Peeling Potatoes: Zen Meditation

American pop culture has embraced the word Zen as an adjective to convey serenity or simplicity. “I am so Zen. This guy cut right in front of me in line at Starbucks and I just smiled and told him I liked his shirt.” Perhaps you have one of those novelty trays of sand for your desk with a tiny rake and a few stones: a “Zen Rock Garden”. The mainstream perception of “Zen” makes some sense, though its true essence is far more complex in it’s simplicity than its common use suggests.

Zen is a school of Buddhism that developed in China during the 6th century, and later spread to Japan, Korea and Viet Nam. It emphasizes the attainment of enlightenment through direct, personal insight into Buddhist teachings, rather than through the study of scriptures and doctrines. As the great philosopher, speaker and self-described Zennist, Alan Watts said, “Zen does not confuse spirituality with thinking about God while one is peeling potatoes. Zen spirituality is just to peel the potatoes.”

The focus of Zen is finding spirituality by discovering the self in the ordinary, dropping illusion and seeing things without distortion created by your own thoughts: “Sun is warm. Grass is green.” Though the true and full practice of Zen involves working individually with a master teacher in the confines of a monastery, the essense of Zen can be incorporated through the practice of Zazen.


Zazen literally means “seated meditation” and is a focused investigation into the nature of the self by subtly abandoning anything that resists the simplicity of just being.
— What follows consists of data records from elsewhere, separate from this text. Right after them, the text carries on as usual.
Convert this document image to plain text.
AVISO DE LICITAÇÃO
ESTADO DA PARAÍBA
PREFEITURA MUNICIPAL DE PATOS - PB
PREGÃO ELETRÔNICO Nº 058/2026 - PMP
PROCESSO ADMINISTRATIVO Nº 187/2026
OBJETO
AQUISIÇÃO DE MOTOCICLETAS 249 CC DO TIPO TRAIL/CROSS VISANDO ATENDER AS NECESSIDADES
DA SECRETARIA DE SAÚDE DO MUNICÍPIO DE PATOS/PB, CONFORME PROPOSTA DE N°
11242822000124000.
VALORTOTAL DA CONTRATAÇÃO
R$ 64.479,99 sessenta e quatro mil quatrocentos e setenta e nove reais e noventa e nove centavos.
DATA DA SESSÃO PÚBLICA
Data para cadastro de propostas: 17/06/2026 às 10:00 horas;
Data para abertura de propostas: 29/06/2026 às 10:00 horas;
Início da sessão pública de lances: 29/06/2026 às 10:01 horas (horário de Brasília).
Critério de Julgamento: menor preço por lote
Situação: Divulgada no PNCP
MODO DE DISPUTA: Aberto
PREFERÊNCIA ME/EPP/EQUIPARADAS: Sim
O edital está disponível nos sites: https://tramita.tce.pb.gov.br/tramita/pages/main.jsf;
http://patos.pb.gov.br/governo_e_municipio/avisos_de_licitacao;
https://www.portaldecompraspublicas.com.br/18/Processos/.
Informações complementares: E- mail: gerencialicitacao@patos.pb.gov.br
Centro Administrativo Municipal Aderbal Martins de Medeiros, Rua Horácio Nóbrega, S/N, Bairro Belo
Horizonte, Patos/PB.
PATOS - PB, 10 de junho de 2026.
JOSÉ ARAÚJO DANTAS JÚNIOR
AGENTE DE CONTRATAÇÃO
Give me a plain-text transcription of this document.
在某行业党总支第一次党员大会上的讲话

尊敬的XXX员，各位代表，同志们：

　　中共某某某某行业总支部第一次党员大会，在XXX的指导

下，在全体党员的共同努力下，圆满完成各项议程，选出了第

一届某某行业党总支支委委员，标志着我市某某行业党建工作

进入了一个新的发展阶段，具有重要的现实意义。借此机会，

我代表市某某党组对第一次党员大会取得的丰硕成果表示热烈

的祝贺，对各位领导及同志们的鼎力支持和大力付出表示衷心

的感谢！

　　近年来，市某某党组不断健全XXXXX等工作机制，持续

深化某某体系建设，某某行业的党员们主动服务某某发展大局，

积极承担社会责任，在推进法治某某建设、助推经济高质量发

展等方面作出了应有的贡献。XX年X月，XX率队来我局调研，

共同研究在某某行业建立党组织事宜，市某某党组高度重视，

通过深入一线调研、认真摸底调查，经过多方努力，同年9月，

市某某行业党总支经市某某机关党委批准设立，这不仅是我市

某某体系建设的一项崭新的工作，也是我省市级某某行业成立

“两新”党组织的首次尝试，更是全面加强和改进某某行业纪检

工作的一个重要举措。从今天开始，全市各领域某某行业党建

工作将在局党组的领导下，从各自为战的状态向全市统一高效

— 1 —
  1. Body Position: Settle into the stillness of a seated Buddha position with an upright spine and a slight curve at the base of the spine, assisted by a cushion that subtly tilts the pelvis eliminating any strain. Gently fold the legs so the knees touch the floor and create a stable triangular base. Hands can be held in “cosmic mudra” as pictured.
  2. Facial Postion: Gazing 2-3 feet in front of you, keep the eyes mostly covered by the lids, lessening the need for frequent blinking. Gently press the tongue on the roof of the mouth and swallow once, creating a seal that will lessen the need for frequent swallowing. The chin is slightly tucked in.
  3. Breathing: Breathing naturally and through the nose, begin stabilizing the mind by counting the breaths up to ten. Then begin again. At first, count each inhalation and exhalation separately. When you are able to stay with the counting without drifting and repeat it several times, start counting each pair of inhalation and exhalation as a pair. Eventually you will be able to abandon the counting altogether and just be with the breath.